My Fair Lady Trapped in the Birdcage

     We often see characters in movies or books that take on transformations. These changes are usually personal, soul- enhancing transformations or physical transformations. In George Cukor's 1964 My Fair Lady, based on the 1956 musical, by Alan J. Lerner and Frederick Loewe, and the 1913 play, Pygmalion, by George Bernard Shaw Eliza goes through a personal transformation when Higgins attempts to make a woman out of her. But as I watched The Birdcage this weekend, I thought the face of Albert seemed to blend with the face of Eliza. Though these two characters were involved in much different circumstances, their transformations are very similar.

     In My Fair Lady, Eliza is a woman in need of perfecting her social skills, like having manners and using proper English. She lacks the skills that socially acceptable women were supposed to exhibit, and that is the reason Higgins took her under his wing. Eliza had the beauty that every woman desired, but she was missing the elegance, the style, and the cultivated brains that would make her into "the perfect woman."

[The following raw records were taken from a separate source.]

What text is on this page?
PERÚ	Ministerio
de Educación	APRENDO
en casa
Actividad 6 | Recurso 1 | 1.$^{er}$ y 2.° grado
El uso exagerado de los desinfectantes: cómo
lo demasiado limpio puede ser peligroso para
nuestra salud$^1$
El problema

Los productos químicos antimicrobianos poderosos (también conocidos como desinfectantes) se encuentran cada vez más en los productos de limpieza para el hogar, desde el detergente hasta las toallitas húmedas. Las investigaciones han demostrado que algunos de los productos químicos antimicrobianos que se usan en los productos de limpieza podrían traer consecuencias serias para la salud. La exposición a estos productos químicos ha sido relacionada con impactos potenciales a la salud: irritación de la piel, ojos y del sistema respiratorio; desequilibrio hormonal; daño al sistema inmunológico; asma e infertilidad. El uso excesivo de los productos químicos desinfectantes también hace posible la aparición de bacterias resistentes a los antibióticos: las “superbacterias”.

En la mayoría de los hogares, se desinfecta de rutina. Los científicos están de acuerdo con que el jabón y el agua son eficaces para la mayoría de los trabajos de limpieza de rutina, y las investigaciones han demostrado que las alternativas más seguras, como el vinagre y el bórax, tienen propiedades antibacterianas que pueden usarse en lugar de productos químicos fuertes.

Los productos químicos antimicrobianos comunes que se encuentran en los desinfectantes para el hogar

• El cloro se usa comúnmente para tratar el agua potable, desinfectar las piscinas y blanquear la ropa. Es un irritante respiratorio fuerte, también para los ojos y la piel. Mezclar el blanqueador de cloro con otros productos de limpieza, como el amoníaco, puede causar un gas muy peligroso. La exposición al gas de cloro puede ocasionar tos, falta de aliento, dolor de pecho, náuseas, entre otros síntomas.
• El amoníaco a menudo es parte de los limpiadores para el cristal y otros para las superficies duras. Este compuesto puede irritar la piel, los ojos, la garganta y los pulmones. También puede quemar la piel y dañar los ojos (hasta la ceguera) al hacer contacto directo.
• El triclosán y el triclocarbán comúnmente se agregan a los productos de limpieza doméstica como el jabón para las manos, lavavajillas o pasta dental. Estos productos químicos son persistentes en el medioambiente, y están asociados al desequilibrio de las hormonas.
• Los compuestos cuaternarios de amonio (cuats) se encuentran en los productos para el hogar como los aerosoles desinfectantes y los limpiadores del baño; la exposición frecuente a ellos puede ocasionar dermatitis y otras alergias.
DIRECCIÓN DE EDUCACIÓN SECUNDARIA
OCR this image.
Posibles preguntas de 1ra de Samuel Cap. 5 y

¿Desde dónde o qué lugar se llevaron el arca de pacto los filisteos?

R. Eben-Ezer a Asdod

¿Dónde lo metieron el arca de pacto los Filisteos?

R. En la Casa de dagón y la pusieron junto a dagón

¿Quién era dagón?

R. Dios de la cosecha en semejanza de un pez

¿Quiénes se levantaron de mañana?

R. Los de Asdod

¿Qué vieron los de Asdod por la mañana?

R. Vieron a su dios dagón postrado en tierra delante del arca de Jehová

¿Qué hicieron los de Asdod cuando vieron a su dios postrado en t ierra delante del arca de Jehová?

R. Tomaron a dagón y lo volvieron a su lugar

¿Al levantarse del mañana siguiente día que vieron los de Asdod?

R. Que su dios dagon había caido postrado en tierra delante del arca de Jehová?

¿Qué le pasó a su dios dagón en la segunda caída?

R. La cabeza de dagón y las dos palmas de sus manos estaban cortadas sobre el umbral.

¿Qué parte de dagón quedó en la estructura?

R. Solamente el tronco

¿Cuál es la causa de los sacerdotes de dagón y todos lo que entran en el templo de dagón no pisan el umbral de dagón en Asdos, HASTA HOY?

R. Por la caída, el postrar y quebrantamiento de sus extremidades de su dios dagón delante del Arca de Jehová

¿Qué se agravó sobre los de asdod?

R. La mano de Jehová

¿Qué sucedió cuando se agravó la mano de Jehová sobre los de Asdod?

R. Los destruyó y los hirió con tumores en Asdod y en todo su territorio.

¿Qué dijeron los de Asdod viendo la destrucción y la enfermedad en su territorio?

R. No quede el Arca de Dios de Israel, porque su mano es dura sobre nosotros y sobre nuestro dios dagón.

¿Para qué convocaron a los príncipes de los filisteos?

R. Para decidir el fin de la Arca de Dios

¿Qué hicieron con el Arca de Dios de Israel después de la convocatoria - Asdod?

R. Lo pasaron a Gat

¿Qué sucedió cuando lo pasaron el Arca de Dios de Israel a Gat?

     While Eliza was learning to achieve the characteristics that would show her feminine side, Albert (Nathan Lane), in The Birdcage, was learning to grasp his manhood. Albert was a flaming homosexual, extremely in touch with his feminine side. However, before meeting the parent's of his lover's son's fiancée, he had to be transformed into the man society, especially her conservative parents, would expect him to be. There is one very amusing scene where Robin Williams is showing Albert how to act like a man, right down to the way he should "smash" the butter on his toast. He helps Albert to get rid of his girlish walk and replace it with a John Wayne, cross-legged stride.

     Both Eliza and Albert changed as though they were two different people. Though Eliza takes her change and becomes the new woman she was taught to be, and Albert still remains his flamboyant self, they each go through a transformation that leads them to higher grounds in regards to who they are. The real importance of their transformations is finding out who they are, and who they want to be.